Un jeune huard perdu sur le lac de la Belle endormie. Réussira-t-il à partir?

Le roi du lac, Juan le Roy, a été inquiet tout l’été. Pas qu’il me l’ait dit personnellement. Il tient au respect et à la distance nécessaire pour que sa majesté s’exprime. J’ai même la prétention de croire qu’il est mon ami, même si jamais il n’acceptera de s’abaisser à exprimer ses véritables sentiments.

 

Cette année, un seul fils, et voilà qu’il n’est pas un huard comme les autres. Nerveux, inquiet, malhabile, jamais au bon endroit, incapable d’apprendre, que faire? Juan n’est pas à sa première nichée, plusieurs fois il a amené à maturité de jeunes étourdis. Mais cette fois-ci, la tâche semble impossible. Oui, beaucoup de parents connaissent la même tristesse, que faire d’un enfant si différent?

 

Il y a une semaine, par une journée de vent de nord, Juan et sa dame sont venus me dire au revoir :

 

Au revoir amis, moi aussi je pars très bientôt.
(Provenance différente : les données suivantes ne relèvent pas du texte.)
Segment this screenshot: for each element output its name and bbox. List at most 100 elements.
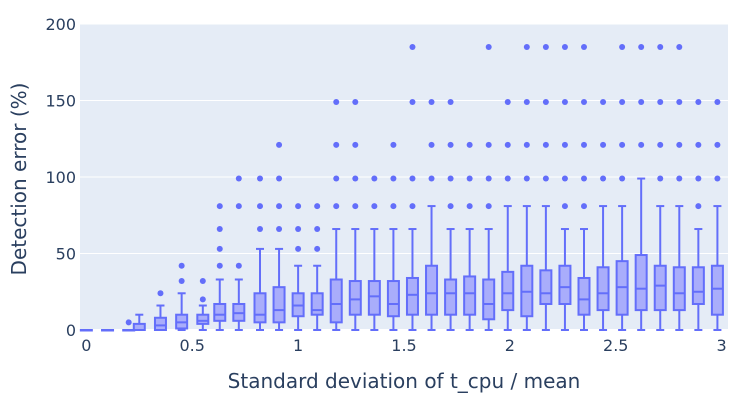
box-group	[558, 43, 572, 331]
outlier-point	[199, 296, 206, 303]
outlier-point	[600, 175, 607, 182]
outlier-point	[714, 99, 721, 106]
box-group	[691, 99, 705, 331]
outlier-point	[504, 141, 511, 148]
outlier-point	[466, 175, 473, 182]
outlier-point	[276, 175, 283, 182]
outlier-point	[581, 141, 587, 148]
outlier-point	[235, 262, 242, 269]
box	[596, 266, 610, 312]
outlier-point	[542, 175, 549, 182]
outlier-point	[561, 175, 568, 182]
box-group	[634, 43, 648, 331]
outlier-point	[561, 99, 568, 106]
outlier-point	[216, 262, 223, 269]
box-group	[310, 203, 324, 331]
outlier-point	[314, 226, 321, 233]
outlier-point	[157, 290, 164, 297]
outlier-point	[390, 175, 397, 182]
outlier-point	[428, 99, 435, 106]
outlier-point	[295, 226, 302, 233]
y-tick-label: 150	[45, 92, 76, 111]
outlier-point	[409, 43, 416, 50]
box-group	[463, 141, 477, 331]
box-group	[501, 99, 515, 331]
box	[501, 270, 515, 312]
box-group	[672, 43, 686, 331]
outlier-point	[600, 99, 607, 106]
box-group	[132, 313, 146, 332]
outlier-point	[581, 175, 587, 182]
outlier-point	[657, 43, 664, 50]
y-axis-title: Detection error (%)	[7, 83, 31, 276]
outlier-point	[352, 141, 359, 148]
outlier-point	[523, 175, 530, 182]
box-group	[253, 175, 267, 331]
box	[196, 313, 210, 325]
outlier-point	[676, 43, 683, 50]
y-axis-ticks: 0 50 100 150 200	[45, 15, 76, 340]
outlier-point	[314, 203, 321, 210]
outlier-point	[276, 141, 283, 148]
outlier-point	[638, 141, 645, 148]
box	[558, 264, 572, 305]
outlier-point	[485, 43, 492, 50]
box	[253, 292, 267, 324]
outlier-point	[676, 175, 683, 182]
box	[348, 280, 362, 316]
outlier-point	[333, 175, 340, 182]
outlier-point	[561, 141, 568, 148]
box	[329, 278, 343, 324]
outlier-point	[638, 43, 645, 50]
box-group	[153, 290, 167, 332]
outlier-point	[178, 278, 185, 285]
box-group	[101, 329, 115, 332]
box-group	[577, 43, 591, 331]
outlier-point	[409, 203, 416, 210]
y-tick-label: 200	[45, 15, 76, 34]
outlier-point	[295, 203, 302, 210]
outlier-point	[619, 141, 626, 148]
outlier-point	[485, 141, 492, 148]
outlier-point	[371, 175, 378, 182]
outlier-point	[561, 203, 568, 210]
outlier-point	[178, 262, 185, 269]
outlier-point	[390, 203, 397, 210]
box-group	[272, 141, 286, 331]
box	[386, 280, 400, 318]
outlier-point	[542, 43, 549, 50]
outlier-point	[352, 99, 359, 106]
box-group	[444, 99, 458, 331]
box-group	[213, 203, 227, 331]
outlier-point	[428, 175, 435, 182]
box-group	[367, 175, 381, 331]
y-tick-label: 50	[56, 245, 76, 264]
box	[691, 266, 705, 305]
outlier-point	[657, 99, 664, 106]
outlier-point	[619, 175, 626, 182]
box	[272, 286, 286, 324]
outlier-point	[657, 175, 664, 182]
outlier-point	[523, 99, 530, 106]
box	[213, 302, 227, 322]
box-group	[291, 203, 305, 331]
outlier-point	[504, 175, 511, 182]
outlier-point	[390, 141, 397, 148]
outlier-point	[333, 141, 340, 148]
outlier-point	[466, 141, 473, 148]
x-tick-label: 1.5	[391, 336, 416, 355]
outlier-point	[125, 319, 132, 326]
outlier-point	[695, 175, 702, 182]
outlier-point	[216, 203, 223, 210]
outlier-point	[523, 43, 530, 50]
box	[672, 266, 686, 312]
box	[653, 264, 667, 312]
x-tick-label: 0	[81, 336, 91, 355]
outlier-point	[581, 43, 587, 50]
box	[577, 276, 591, 316]
outlier-point	[695, 141, 702, 148]
outlier-point	[199, 278, 206, 285]
outlier-point	[352, 175, 359, 182]
outlier-point	[447, 141, 454, 148]
outlier-point	[257, 203, 263, 210]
Je laisserai la direction de l’auberge de l’Ours qui danse aux bons soins des mésanges très nombreuses cette année. Grand risque qu’une partie de l’hiver se passe à l’hôpital. Je n’ai pas le goût… j’espère revenir en même temps que toi au printemps.

 

Le huard est un oiseau très lourd qui a beaucoup de difficulté à prendre son envol. Il faut un fort vent de face et même alors il a besoin de plus d’un kilomètre pour s’arracher de l’eau et avoir la vitesse suffisante pour monter. Je crois les avoir vus dans la longue course de l’autre côté du lac.

 

Cet après-midi, j’ai vu le prince seul, perdu, inquiet qui essaie de sentir si ce vent peut le porter… mais connaît-il la route? Sait-il où trouver un lac qui ne gèlera pas? On ne peut pas s’envoler plusieurs fois, cela attaque nos réserves de graisse et on risque de mourir d’épuisement.

 

Il n’a pas su partir, suivre ses parents comme il devait le faire. L’hiver, ce grand prédateur, vient!